Gente, o que é isso? Estão com medo dele? Chamaram a publicidade de sujeira e nós, publicitários, concordamos, pelo menos em parte, com este insulto, em vez de processá-lo por calúnia? Decretaram a interdição de uma atividade porque não conseguem controlar uma fração dela que está irregular e nós achamos isso normal? E se proibissem toda a atividade comercial porque os camelôs também são “informais” e não se consegue coibir sua atividade? E se resolverem fechar todas as rádios porque algumas são piratas e não conseguem fiscalizar? E se proibirem o email por causa do “spam”?… Com certeza muitos vão achar também “normal”.

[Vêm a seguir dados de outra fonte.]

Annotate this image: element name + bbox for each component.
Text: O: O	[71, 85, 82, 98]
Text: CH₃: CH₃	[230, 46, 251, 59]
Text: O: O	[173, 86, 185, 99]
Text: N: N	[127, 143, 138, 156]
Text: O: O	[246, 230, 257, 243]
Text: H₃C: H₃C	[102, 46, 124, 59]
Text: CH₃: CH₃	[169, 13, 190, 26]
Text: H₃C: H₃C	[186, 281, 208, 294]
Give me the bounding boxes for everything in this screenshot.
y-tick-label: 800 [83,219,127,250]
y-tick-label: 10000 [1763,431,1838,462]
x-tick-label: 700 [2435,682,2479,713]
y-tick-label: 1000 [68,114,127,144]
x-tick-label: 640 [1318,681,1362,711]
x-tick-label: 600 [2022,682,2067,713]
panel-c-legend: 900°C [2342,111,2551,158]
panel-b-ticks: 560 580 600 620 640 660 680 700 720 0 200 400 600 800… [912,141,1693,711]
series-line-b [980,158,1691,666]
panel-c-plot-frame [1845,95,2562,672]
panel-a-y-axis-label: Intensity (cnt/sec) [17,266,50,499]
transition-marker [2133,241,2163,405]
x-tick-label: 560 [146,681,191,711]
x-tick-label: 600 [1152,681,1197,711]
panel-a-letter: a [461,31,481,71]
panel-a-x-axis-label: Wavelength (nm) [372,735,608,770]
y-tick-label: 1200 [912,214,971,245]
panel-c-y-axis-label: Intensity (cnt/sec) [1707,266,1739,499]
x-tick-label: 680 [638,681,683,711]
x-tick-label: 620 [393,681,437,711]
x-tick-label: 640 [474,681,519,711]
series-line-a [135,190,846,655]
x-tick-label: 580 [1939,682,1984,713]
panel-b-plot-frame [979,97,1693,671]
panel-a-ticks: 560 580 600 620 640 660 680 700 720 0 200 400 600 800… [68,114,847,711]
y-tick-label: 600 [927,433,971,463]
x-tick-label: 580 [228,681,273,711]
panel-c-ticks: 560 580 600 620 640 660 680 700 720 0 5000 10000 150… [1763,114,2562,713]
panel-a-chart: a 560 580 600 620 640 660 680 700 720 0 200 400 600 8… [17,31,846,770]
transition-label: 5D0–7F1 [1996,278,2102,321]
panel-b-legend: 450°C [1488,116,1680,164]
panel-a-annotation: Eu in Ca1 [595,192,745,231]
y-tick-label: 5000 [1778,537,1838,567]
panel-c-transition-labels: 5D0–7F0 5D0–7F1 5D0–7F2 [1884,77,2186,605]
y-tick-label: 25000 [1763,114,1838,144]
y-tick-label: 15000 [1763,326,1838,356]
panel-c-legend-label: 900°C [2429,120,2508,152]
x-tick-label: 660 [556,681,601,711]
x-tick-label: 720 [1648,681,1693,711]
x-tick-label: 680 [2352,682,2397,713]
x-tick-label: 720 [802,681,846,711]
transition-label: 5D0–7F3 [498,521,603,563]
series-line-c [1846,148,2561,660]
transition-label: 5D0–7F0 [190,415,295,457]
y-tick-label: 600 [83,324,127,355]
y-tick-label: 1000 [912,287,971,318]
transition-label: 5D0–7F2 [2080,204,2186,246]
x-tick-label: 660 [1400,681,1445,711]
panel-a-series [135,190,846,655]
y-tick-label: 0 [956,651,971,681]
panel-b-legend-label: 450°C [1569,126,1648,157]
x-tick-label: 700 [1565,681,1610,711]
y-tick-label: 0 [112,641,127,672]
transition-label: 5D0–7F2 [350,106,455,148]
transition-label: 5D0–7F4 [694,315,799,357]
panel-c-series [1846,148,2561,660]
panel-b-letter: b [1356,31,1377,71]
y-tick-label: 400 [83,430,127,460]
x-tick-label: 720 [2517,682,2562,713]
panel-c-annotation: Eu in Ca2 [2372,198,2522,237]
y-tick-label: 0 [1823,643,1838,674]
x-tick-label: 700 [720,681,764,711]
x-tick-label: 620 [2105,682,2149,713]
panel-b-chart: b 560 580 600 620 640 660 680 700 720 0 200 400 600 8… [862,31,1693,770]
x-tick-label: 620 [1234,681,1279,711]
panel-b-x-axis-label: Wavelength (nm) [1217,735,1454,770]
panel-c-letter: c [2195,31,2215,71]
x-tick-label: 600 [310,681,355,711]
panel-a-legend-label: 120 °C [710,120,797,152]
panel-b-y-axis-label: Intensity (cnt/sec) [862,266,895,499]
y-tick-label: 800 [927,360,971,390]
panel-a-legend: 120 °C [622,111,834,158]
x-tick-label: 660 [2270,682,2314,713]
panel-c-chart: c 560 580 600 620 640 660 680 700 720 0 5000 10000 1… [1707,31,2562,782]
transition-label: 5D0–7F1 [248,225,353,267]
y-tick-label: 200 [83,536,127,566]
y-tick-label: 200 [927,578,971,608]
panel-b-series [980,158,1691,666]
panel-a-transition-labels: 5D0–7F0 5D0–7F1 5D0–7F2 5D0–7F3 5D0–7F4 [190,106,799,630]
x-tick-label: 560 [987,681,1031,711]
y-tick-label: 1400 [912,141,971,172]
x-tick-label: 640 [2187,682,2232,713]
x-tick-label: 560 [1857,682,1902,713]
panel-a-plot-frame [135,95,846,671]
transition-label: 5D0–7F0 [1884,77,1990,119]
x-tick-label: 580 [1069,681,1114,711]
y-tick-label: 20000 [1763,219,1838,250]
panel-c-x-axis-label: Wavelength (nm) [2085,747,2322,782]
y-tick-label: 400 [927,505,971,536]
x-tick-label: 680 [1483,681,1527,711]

Irritam-me sobremaneira as declarações de eminentes “urbanistas”, louvando esta lei autoritária em nome da “preservação do mobiliário urbano” e outras bobagens do gênero, revestidas daquele linguajar acadêmico que soa tanto àquela ideologia anti-capitalista ainda preservada em banho de formol em certos feudos acadêmicos. Que ninguém se engane: este pessoal não é contra a publicidade exterior, ele é contra a publicidade como um todo, contra o comércio, contra o capitalismo. Melhor então que mudem para Caracas e vejam lá o que vai fazer o seu ídolo Chavez nesta seara “urbanística”. Só que tomem cuidado, porque ele é capaz de “socializar” também os seus escritórios “paisagísticos”, e, ao implantar o “socialismo bolivariano”, não vai haver mais clientes privados para os nossos arqui-gurus…
Vamos ser realistas. Que mobiliário urbano é esse que se deseja preservar e admirar em São Paulo? Esta cidade, que eu amo e onde nasci e por isso posso xingar à vontade, é reconhecidamente uma das mais feias do mundo. Com exceção de dois ou três prédios da época dos jesuítas, tudo o que se construiu depois em São Paulo foi uma mistura caótica de estilos e de não-estilos, na mais total desordem e vale-tudo. Resultou disso uma cidade em que, quando vem um turista estrangeiro, o que temos a mostrar como fato curioso é justamente esta feiúra desordenada. Até os rios Tietê e Pinheiros, que podiam perfeitamente ter sido cercados de jardins, como o aterro do Flamengo no Rio, até hoje são um horror de dar dó, cercados de mato, depósitos de lixo e favelas embaixo das pontes.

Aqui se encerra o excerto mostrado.